For several different reasons, I found deep connections with the story. In the summer of 2015, when the book starts, I was living in New Delhi with my family, barely three months in, entering a scary and entirely unknown season myself, fighting a different kind of fight, mostly by my own choice. I found some parallels in the wonderings though: How does all this stress and change affect my marriage, my mothering, my identity? In a society ruled by men, what does it mean to be a woman? What kind of beauty can I find in days of darkness and fear? I, too, have always felt that I was built for suffering, made for hardship. My way to process and to use it for good, too, was to write about my experience as truthfully as I could.

 Unceremonious transparency always pulls me in. In the book, I devoured all the details of how breast cancer affects a body, a marriage, a family. I was thankful that someone would let me peek behind the curtains and help me prepare for what to expect if it ever happened to me. Tell me honestly what it looks like, tubes, expanders, gunk, colonoscopies, patchy baldness, dripping sweat, bursting stitches and all. I want to know. I want to know the inner existential struggles, the days of no energy, the unsaid words between husband and wife, the breaths held back, feelings of ugliness, planning the future while fearing of dying. I want to know.

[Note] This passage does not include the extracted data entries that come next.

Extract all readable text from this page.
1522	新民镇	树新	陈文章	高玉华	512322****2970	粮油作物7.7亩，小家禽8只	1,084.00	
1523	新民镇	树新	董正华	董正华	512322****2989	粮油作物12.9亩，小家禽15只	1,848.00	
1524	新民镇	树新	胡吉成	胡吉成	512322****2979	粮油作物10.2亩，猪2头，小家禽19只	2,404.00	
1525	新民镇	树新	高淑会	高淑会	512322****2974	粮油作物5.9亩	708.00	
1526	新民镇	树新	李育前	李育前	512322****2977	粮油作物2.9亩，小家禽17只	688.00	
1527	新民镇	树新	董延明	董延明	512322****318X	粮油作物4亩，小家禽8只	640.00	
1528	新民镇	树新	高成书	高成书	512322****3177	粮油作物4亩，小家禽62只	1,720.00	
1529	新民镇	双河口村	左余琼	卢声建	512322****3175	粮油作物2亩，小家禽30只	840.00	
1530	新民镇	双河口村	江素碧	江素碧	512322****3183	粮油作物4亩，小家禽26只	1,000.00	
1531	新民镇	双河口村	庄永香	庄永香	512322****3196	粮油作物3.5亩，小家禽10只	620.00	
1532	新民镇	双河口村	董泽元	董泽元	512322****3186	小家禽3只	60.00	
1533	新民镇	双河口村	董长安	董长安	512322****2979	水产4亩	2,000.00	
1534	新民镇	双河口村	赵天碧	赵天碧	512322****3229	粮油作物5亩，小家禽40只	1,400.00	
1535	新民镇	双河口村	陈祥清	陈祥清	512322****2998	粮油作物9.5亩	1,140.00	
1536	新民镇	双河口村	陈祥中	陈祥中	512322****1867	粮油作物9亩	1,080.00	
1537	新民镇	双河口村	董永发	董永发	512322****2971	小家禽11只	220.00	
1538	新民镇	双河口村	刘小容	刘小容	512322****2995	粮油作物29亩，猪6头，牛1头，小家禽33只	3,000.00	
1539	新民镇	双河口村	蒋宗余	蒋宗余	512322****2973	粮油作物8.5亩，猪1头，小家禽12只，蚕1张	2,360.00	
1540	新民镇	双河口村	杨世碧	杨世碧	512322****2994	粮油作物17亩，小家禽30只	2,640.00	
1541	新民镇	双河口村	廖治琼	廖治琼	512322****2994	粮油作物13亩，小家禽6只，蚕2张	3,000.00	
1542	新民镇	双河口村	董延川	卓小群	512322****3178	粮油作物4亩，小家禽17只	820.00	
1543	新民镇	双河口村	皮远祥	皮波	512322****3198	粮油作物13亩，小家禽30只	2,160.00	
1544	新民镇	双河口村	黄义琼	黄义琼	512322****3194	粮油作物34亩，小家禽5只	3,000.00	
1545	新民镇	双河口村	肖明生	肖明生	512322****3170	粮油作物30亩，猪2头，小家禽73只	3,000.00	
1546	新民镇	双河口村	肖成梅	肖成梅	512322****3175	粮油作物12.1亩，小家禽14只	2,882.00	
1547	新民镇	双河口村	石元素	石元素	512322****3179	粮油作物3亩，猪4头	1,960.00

 Then there were the moments no one wants to admit to. Stopping and noticing these moments that would be easy to skim over because they show people at their most average is one of my absolute favorite things in Jennifer’s writing. Some of these moments made me giggle and some broke my heart, often both at the same time. There were sentences and short dialogues I thought of for days, because they touched on a deeper truth of our humanness and of the nature of our interactions, and were somehow so simply and ordinarily profound. Like admitting after sex that watching Breaking Bad might have been better. Like wanting to be rock’n’roll with a shaved head, but going with the wig. Like a compliment we wait for that’s never said.

 Through the chapters, I got to know a mother whose love and tenderness for her children was palpable. My babies, my babies. Anyone who loses a parent young knows the ever-present desire in the back of the mind: “I want to be there while my kids grow up. I don’t want them to have to go through important milestones without me. I want them to have a mother who holds them when they are sick, in whose arms they can feel completely at ease.” I couldn’t help but see the beauty of God’s design in this, His intention for us to live in deep connection with others, so deep that our love for them compels us to heal, and grow, and fight, and live. This is a book about love. And I so desperately wish that my mother had written me one.

 More than anything, to me, this book was a gift only a truthful story can offer. I got to see through it how a woman dealt with unexpected suffering that thoroughly affected her body, her relationships, her daily life, and her future. I got to journey with her as she wrestled with matters of identity, womanhood, pain, theology, love, death, mothering, art, physicality, legacy, and truth with transparency. She invited me to see how her faith informed and influenced her journey, God holding her in the ups and downs of hope and fear, trust and questions. No one chooses to go through meaningless suffering. But when suffering comes to us, which it does, inevitably, we can choose to give it meaning through trust, and creativity, and transparency, and faith, using it for the blessing of the world.

 In the Alcatraz of cancer, Jennifer’s accordion played a precious tune.